Dodol merupakan makanan khas yang biasa disajikan saat dilaksanakan pesta adat sunatan massal di desa Ranggi Kecamatan Jebus, Bangka Barat. Untuk pelengkap prosesi sunatan massal, dodol dan lepet merupakan dua makanan wajib, sebagai simbol perekat silaturahim antar warga dan kepatuhan anak yang disunat terhadap orang tua.
“Dahulu hanya pada saat sunatan massal kita bisa makan dodol,” kata Nur Alpeni, salah seorang pembuat dodol di desa Ranggi, sebagaimana dikutip dari travel.tempo.co.id, Minggu (16/4).
Seiring waktu berjalan, banyak warga yang rindu untuk mencicip makanan khas tersebut. Peluang itu dimanfaatkan Nur untuk mulai merintis bisnis. “Sejak 2017 dengan memroduksi dalam jumlah terbatas sesuai dengan pesanan,” ujarnya.
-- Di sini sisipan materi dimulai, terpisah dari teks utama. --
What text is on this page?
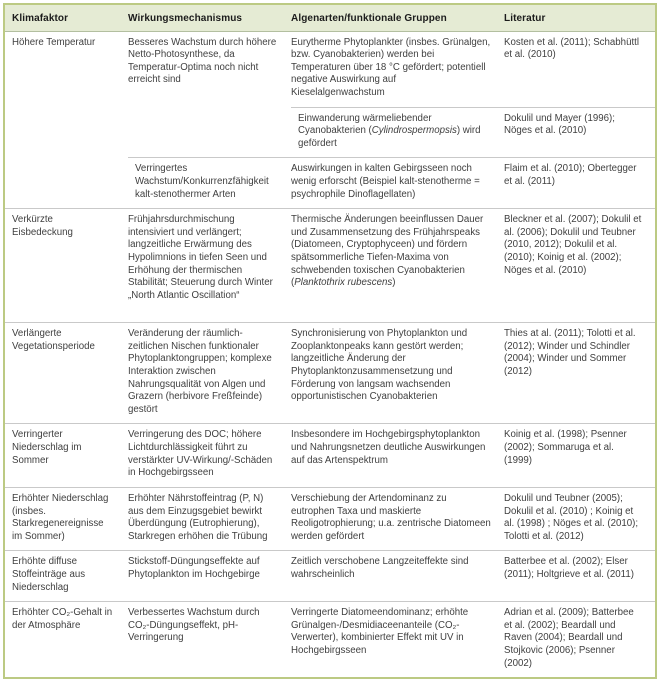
Klimafaktor	Wirkungsmechanismus	Algenarten/funktionale Gruppen	Literatur
Höhere Temperatur	Besseres Wachstum durch höhere Netto-Photosynthese, da Temperatur-Optima noch nicht erreicht sind	Eurytherme Phytoplankter (insbes. Grünalgen, bzw. Cyanobakterien) werden bei Temperaturen über 18 °C gefördert; potentiell negative Auswirkung auf Kieselalgenwachstum	Kosten et al. (2011); Schabhüttl et al. (2010)
		Einwanderung wärmeliebender Cyanobakterien (Cylindrospermopsis) wird gefördert	Dokulil und Mayer (1996); Nöges et al. (2010)
	Verringertes Wachstum/Konkurrenzfähigkeit kalt-stenothermer Arten	Auswirkungen in kalten Gebirgsseen noch wenig erforscht (Beispiel kalt-stenotherme = psychrophile Dinoflagellaten)	Flaim et al. (2010); Obertegger et al. (2011)
Verkürzte Eisbedeckung	Frühjahrsdurchmischung intensiviert und verlängert; langzeitliche Erwärmung des Hypolimnions in tiefen Seen und Erhöhung der thermischen Stabilität; Steuerung durch Winter „North Atlantic Oscillation“	Thermische Änderungen beeinflussen Dauer und Zusammensetzung des Frühjahrspeaks (Diatomeen, Cryptophyceen) und fördern spätsommerliche Tiefen-Maxima von schwebenden toxischen Cyanobakterien (Planktothrix rubescens)	Bleckner et al. (2007); Dokulil et al. (2006); Dokulil und Teubner (2010, 2012); Dokulil et al. (2010); Koinig et al. (2002); Nöges et al. (2010)
Verlängerte Vegetationsperiode	Veränderung der räumlich-zeitlichen Nischen funktionaler Phytoplanktongruppen; komplexe Interaktion zwischen Nahrungsqualität von Algen und Grazern (herbivore Freßfeinde) gestört	Synchronisierung von Phytoplankton und Zooplanktonpeaks kann gestört werden; langzeitliche Änderung der Phytoplanktonzusammensetzung und Förderung von langsam wachsenden opportunistischen Cyanobakterien	Thies at al. (2011); Tolotti et al. (2012); Winder und Schindler (2004); Winder und Sommer (2012)
Verringerter Niederschlag im Sommer	Verringerung des DOC; höhere Lichtdurchlässigkeit führt zu verstärkter UV-Wirkung/-Schäden in Hochgebirgsseen	Insbesondere im Hochgebirgsphytoplankton und Nahrungsnetzen deutliche Auswirkungen auf das Artenspektrum	Koinig et al. (1998); Psenner (2002); Sommaruga et al. (1999)
Erhöhter Niederschlag (insbes. Starkregenereignisse im Sommer)	Erhöhter Nährstoffeintrag (P, N) aus dem Einzugsgebiet bewirkt Überdüngung (Eutrophierung), Starkregen erhöhen die Trübung	Verschiebung der Artendominanz zu eutrophen Taxa und maskierte Reoligotrophierung; u.a. zentrische Diatomeen werden gefördert	Dokulil und Teubner (2005); Dokulil et al. (2010) ; Koinig et al. (1998) ; Nöges et al. (2010); Tolotti et al. (2012)
Erhöhte diffuse Stoffeinträge aus Niederschlag	Stickstoff-Düngungseffekte auf Phytoplankton im Hochgebirge	Zeitlich verschobene Langzeiteffekte sind wahrscheinlich	Batterbee et al. (2002); Elser (2011); Holtgrieve et al. (2011)
Erhöhter CO₂-Gehalt in der Atmosphäre	Verbessertes Wachstum durch CO₂-Düngungseffekt, pH-Verringerung	Verringerte Diatomeendominanz; erhöhte Grünalgen-/Desmidiaceenanteile (CO₂-Verwerter), kombinierter Effekt mit UV in Hochgebirgsseen	Adrian et al. (2009); Batterbee et al. (2002); Beardall und Raven (2004); Beardall und Stojkovic (2006); Psenner (2002)
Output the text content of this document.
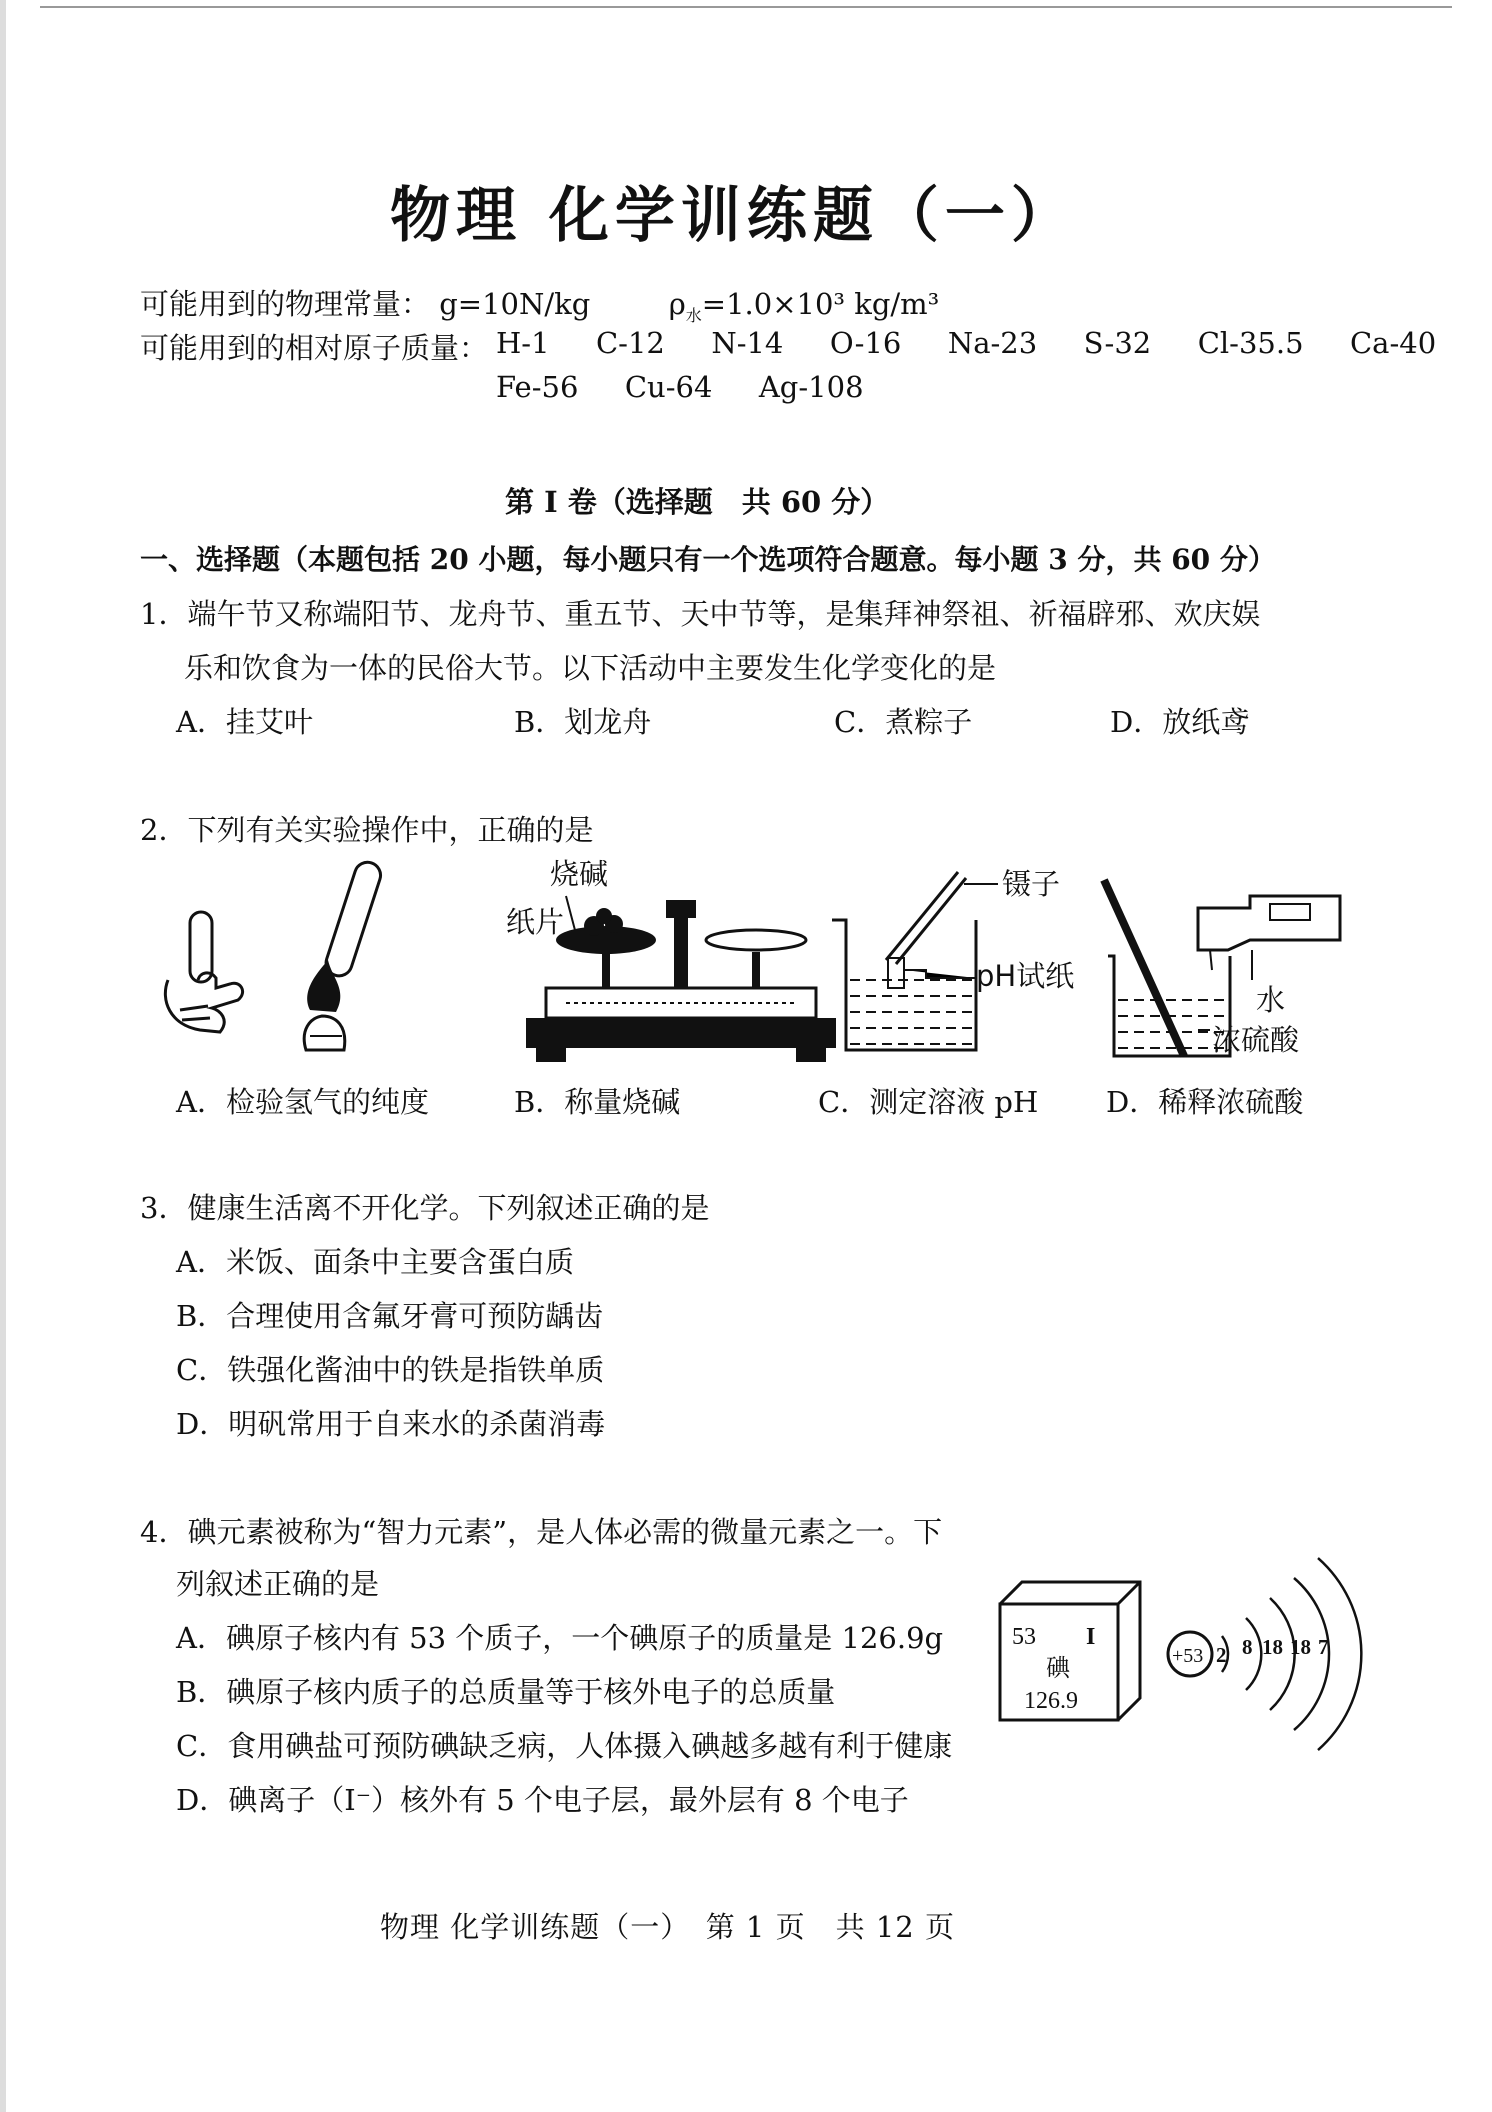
物理 化学训练题（一）
可能用到的物理常量： g=10N/kg	$\rho_水=1.0\times 10^3$ kg/m³
可能用到的相对原子质量： H-1 C-12 N-14 O-16 Na-23 S-32 Cl-35.5 Ca-40
Fe-56 Cu-64 Ag-108
第 I 卷（选择题　共 60 分）
一、选择题（本题包括 20 小题，每小题只有一个选项符合题意。每小题 3 分，共 60 分）
1．端午节又称端阳节、龙舟节、重五节、天中节等，是集拜神祭祖、祈福辟邪、欢庆娱
乐和饮食为一体的民俗大节。以下活动中主要发生化学变化的是
A．挂艾叶	B．划龙舟	C．煮粽子	D．放纸鸢
2．下列有关实验操作中，正确的是
纸片
烧碱	镊子
pH试纸
水
浓硫酸
A．检验氢气的纯度	B．称量烧碱	C．测定溶液 pH D．稀释浓硫酸
3．健康生活离不开化学。下列叙述正确的是
A．米饭、面条中主要含蛋白质
B．合理使用含氟牙膏可预防龋齿
C．铁强化酱油中的铁是指铁单质
D．明矾常用于自来水的杀菌消毒
4．碘元素被称为“智力元素”，是人体必需的微量元素之一。下
列叙述正确的是
53 I
碘
126.9
+53 2 8 18 18 7
A．碘原子核内有 53 个质子，一个碘原子的质量是 126.9g
B．碘原子核内质子的总质量等于核外电子的总质量
C．食用碘盐可预防碘缺乏病，人体摄入碘越多越有利于健康
D．碘离子（I⁻）核外有 5 个电子层，最外层有 8 个电子
物理 化学训练题（一）　第 1 页　共 12 页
Dodol yang terbuat dari bahan utama beras ketan dan gula aren itu dijual dengan harga Rp 25 ribu per kotak berisi 250 gram. “Bisnis ini merupakan salah satu bentuk komitmen kami dalam menjaga warisan leluhur, salah satunya makanan tradisional khas Ranggi ini bisa tetap lestari, bahkan semakin dikenal di luar daerah,” kata Nur.
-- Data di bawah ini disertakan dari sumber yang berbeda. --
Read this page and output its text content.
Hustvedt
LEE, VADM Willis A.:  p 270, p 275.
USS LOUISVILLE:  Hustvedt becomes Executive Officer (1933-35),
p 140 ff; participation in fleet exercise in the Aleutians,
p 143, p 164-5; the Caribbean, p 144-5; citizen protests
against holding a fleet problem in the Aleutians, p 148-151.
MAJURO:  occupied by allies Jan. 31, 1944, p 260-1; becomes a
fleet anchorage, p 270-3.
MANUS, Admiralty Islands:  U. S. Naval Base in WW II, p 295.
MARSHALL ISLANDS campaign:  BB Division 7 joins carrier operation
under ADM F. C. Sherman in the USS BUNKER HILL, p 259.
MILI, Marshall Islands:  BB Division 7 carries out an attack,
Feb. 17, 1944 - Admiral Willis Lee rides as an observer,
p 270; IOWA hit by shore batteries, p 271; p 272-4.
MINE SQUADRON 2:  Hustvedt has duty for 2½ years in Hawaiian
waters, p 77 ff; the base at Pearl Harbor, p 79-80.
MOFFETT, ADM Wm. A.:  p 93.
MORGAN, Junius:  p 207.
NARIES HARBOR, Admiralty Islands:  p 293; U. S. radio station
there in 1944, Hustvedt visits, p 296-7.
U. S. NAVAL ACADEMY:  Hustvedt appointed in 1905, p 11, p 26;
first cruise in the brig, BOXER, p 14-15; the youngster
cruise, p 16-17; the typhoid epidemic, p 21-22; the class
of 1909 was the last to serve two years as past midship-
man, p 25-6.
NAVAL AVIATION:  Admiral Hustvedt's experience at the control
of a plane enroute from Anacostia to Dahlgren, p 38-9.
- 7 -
Sekretaris Dinas Pariwisata dan Kebudayaan Kabupaten bangka Barat Bambang Haryo Suseno mengatakan dodol pada zaman dahulu sebelum adanya kue kering dianggap sebagai rajanya kue. Dodol juga dikenal sebagai makanan istimewa. Bahkan ada beberapa warga yang meyakini sebagai makanan sakral karena hanya boleh dibuat dan disajikan pada saat upacara adat.
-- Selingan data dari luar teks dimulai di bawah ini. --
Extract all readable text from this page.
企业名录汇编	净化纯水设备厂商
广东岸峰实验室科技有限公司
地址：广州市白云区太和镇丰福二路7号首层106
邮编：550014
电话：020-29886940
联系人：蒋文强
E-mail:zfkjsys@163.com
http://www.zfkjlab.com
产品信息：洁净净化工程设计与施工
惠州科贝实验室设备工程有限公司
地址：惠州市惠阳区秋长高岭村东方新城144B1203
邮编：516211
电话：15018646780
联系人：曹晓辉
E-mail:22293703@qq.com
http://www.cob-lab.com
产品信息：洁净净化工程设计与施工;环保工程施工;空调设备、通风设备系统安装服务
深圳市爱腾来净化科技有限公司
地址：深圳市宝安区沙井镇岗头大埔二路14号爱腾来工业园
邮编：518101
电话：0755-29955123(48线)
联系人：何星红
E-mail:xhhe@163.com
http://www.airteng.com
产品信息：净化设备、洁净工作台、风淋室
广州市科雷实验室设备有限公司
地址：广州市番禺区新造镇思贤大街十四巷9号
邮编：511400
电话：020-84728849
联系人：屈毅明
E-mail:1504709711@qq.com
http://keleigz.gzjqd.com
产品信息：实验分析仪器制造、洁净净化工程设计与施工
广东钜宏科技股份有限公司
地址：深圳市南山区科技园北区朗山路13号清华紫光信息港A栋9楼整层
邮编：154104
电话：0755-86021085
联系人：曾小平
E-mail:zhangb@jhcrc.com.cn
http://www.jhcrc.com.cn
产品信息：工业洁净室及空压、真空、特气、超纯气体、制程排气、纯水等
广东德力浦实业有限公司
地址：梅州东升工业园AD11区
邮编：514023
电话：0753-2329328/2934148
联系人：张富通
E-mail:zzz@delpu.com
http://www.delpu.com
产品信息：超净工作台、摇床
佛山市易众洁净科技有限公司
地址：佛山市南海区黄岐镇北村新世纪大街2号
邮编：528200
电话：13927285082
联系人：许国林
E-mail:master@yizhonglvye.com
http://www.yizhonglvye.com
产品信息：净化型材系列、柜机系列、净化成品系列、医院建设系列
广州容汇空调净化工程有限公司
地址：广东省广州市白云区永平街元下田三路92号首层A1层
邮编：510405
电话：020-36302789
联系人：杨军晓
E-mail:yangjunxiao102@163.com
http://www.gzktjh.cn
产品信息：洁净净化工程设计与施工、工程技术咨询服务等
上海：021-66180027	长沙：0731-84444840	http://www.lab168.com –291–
“Istimewa karena padanan gula, tepung, santan kelapa yang dimasak hampir sepanjang hari itu menghasilkan makanan paling lemak dan gurih,” kata Bambang.
Sebagai upaya pelestarian warisan budaya tersebut, Pemkab Bangka Barat terus memberikan dukungan untuk pelaksanaan sejumlah pesta adat kampung. Salah satu adat yang cukup terkenal, yaitu pesta adat Kampung Penyampak yang berlokasi di Kecamatan Tempilang. Pesta adat itu lebih dikenal dengan sebutan Dodol Bergema.
Warga satu kampung berkumpul di lapangan untuk bersama-sama membuat dodol. Pesta tahunan itu sudah berlangsung sejak dahulu dan dilakukan turun-temurun.
Proses pembuatan dodol yang membutuhkan campur tangan orang banyak untuk mengaduk adonan dalam wajan secara terus menerus selama setengah hari. Dalam proses itu tergambar pentingnya kebersamaan agar bisa menghasilkan makanan coklat kemasan lezat.
Biasanya para perempuan menyiapkan bahan dan proses mengaduk dilakukan para laki-laki. Kebiasaan ini menjadi pengikat bagi seluruh warga dalam mempererat dan menyatukan agar bisa bergerak bersama-sama, untuk hidup lebih baik dan lebih maju. “Nilai kearifan lokal tentang gotong royong, kebersamaan dan keberagaman itu yang akan terus kita jaga dan kembangkan agar dimaknai dengan baik oleh generasi penerus,” kata Bambang.